For the rum syrup
- 1/3 cup warm water
- 1/4 cup granulated sugar
- 2 Tbs. dark rum (such as Meyer's)
- 1 recipe French Butter Sponge Cake
- 1 recipe Pastry Cream, well chilled (remove from the refrigerator and whisk gently to make it smooth)
- 1 cup toasted sliced almonds
- 1 recipe Chocolate Ganache (if made in advance, warm it gently in a heavy saucepan)
For the white icing:
- 1/2 cup confectioners' sugar (scoop a dry measure into the sugar container; level it with a metal spatula)
- 2-1/4 tsp. very hot water
Make the rum syrup:
Stir together the warm water and sugar in a small bowl until the sugar is dissolved. Stir in the rum. Let cool and then cover until ready to use.
Split and layer the cake
Trim a very thin layer off the top of the cake with a sharp serrated knife to expose the cake’s interior porous structure (you may need to cut as much as 1/4 inch off the top if the cake is slightly domed). Slice the cake in half horizontally with the serrated knife (each layer will be about 3/4-inch-thick).
Dot a bit of pastry cream in the center of a 10-inch cardboard disk (or the removable bottom of a 10-inch tart pan) and set the bottom cake layer, cut side up, on the disk. The pastry cream will hold it in place. (If you have a cake turntable, set the disk on that. Otherwise, put the disk on a large cake plate or cake stand.)

Use a pastry brush to dab half of the rum syrup all over the cake.

Reserve 1/2 cup of the pastry cream and spread the remainder on the top of the cake. The layer of pastry cream will be about 1/2 inch thick. Set the second cake layer over the cream, and dab on the remaining rum syrup. With a narrow metal spatula, spread the reserved pastry cream all around the sides of the cake.

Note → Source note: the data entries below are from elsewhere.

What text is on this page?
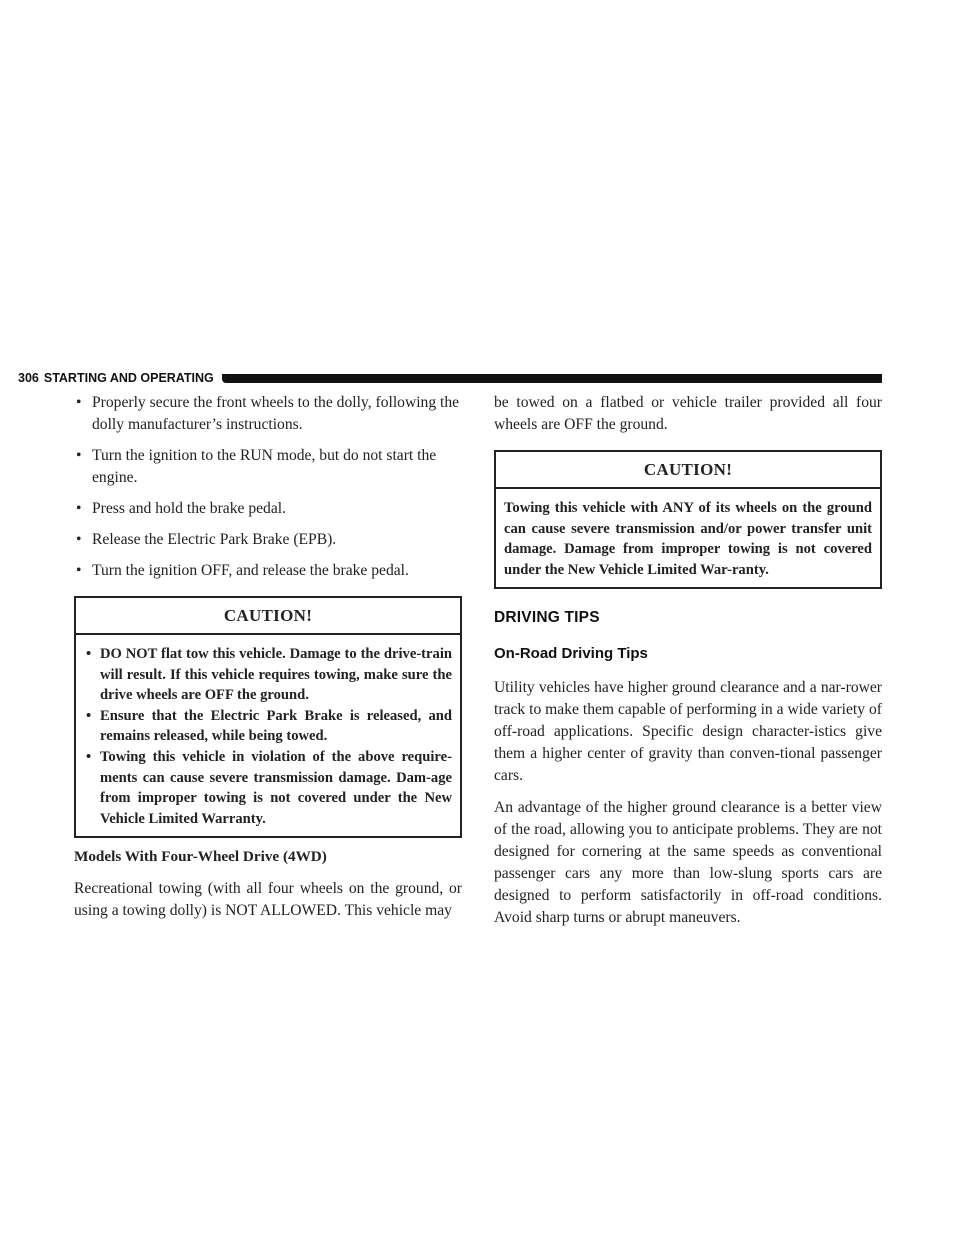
306 STARTING AND OPERATING
• Properly secure the front wheels to the dolly, following the dolly manufacturer’s instructions.
• Turn the ignition to the RUN mode, but do not start the engine.
• Press and hold the brake pedal.
• Release the Electric Park Brake (EPB).
• Turn the ignition OFF, and release the brake pedal.
CAUTION!
• DO NOT flat tow this vehicle. Damage to the drive-train will result. If this vehicle requires towing, make sure the drive wheels are OFF the ground.
• Ensure that the Electric Park Brake is released, and remains released, while being towed.
• Towing this vehicle in violation of the above require-ments can cause severe transmission damage. Dam-age from improper towing is not covered under the New Vehicle Limited Warranty.

Models With Four-Wheel Drive (4WD)

Recreational towing (with all four wheels on the ground, or using a towing dolly) is NOT ALLOWED. This vehicle may

be towed on a flatbed or vehicle trailer provided all four wheels are OFF the ground.

CAUTION!

Towing this vehicle with ANY of its wheels on the ground can cause severe transmission and/or power transfer unit damage. Damage from improper towing is not covered under the New Vehicle Limited War-ranty.

DRIVING TIPS
On-Road Driving Tips

Utility vehicles have higher ground clearance and a nar-rower track to make them capable of performing in a wide variety of off-road applications. Specific design character-istics give them a higher center of gravity than conven-tional passenger cars.

An advantage of the higher ground clearance is a better view of the road, allowing you to anticipate problems. They are not designed for cornering at the same speeds as conventional passenger cars any more than low-slung sports cars are designed to perform satisfactorily in off-road conditions. Avoid sharp turns or abrupt maneuvers.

Supporting the cake in your hand, hold it over a sheet tray or a piece of parchment and gently press the almonds all around the sides of the cake. The nuts that don’t stick will fall into the tray or onto the parchment. You won't use all the nuts; snack on the leftovers.

Using two large offset spatulas, carefully transfer the cake from the cardboard disk onto a cake plate or cake stand. Pour the warm ganache (if it has started to firm up, warm it gently in a heavy saucepan) onto the center of the top of the cake without letting any run down the sides. Carefully spread the ganache with a large metal icing spatula right to the edges of the cake.

Make the white icing and decorate the cake:
In a small bowl, whisk together the confectioner's sugar and hot water. The icing should have a smooth, creamy consistency that's a bit thinner than honey; add a few more drops of water if needed.
Scrape the white icing into a zip-top bag, seal, and cut a tiny hole in one corner of the bag to pipe it. Squeeze the icing over the ganache in a decorative pattern like a crosshatch or zigzag. Refrigerate the cake for at least 1 hour.

Slice the cake while cool:
Twenty or thirty minutes before serving, remove the assembled cake from the refrigerator. Run a sharp knife under hot water and wipe it dry before slicing. You may have to make several progressively deeper cuts (heating the knife each time) to cut through the chocolate without cracking the top. The rest of the cake cuts easily. Put portions on dessert plates and let stand at room temperature for about 20 minutes before serving. Refrigerate any leftovers for up to two days.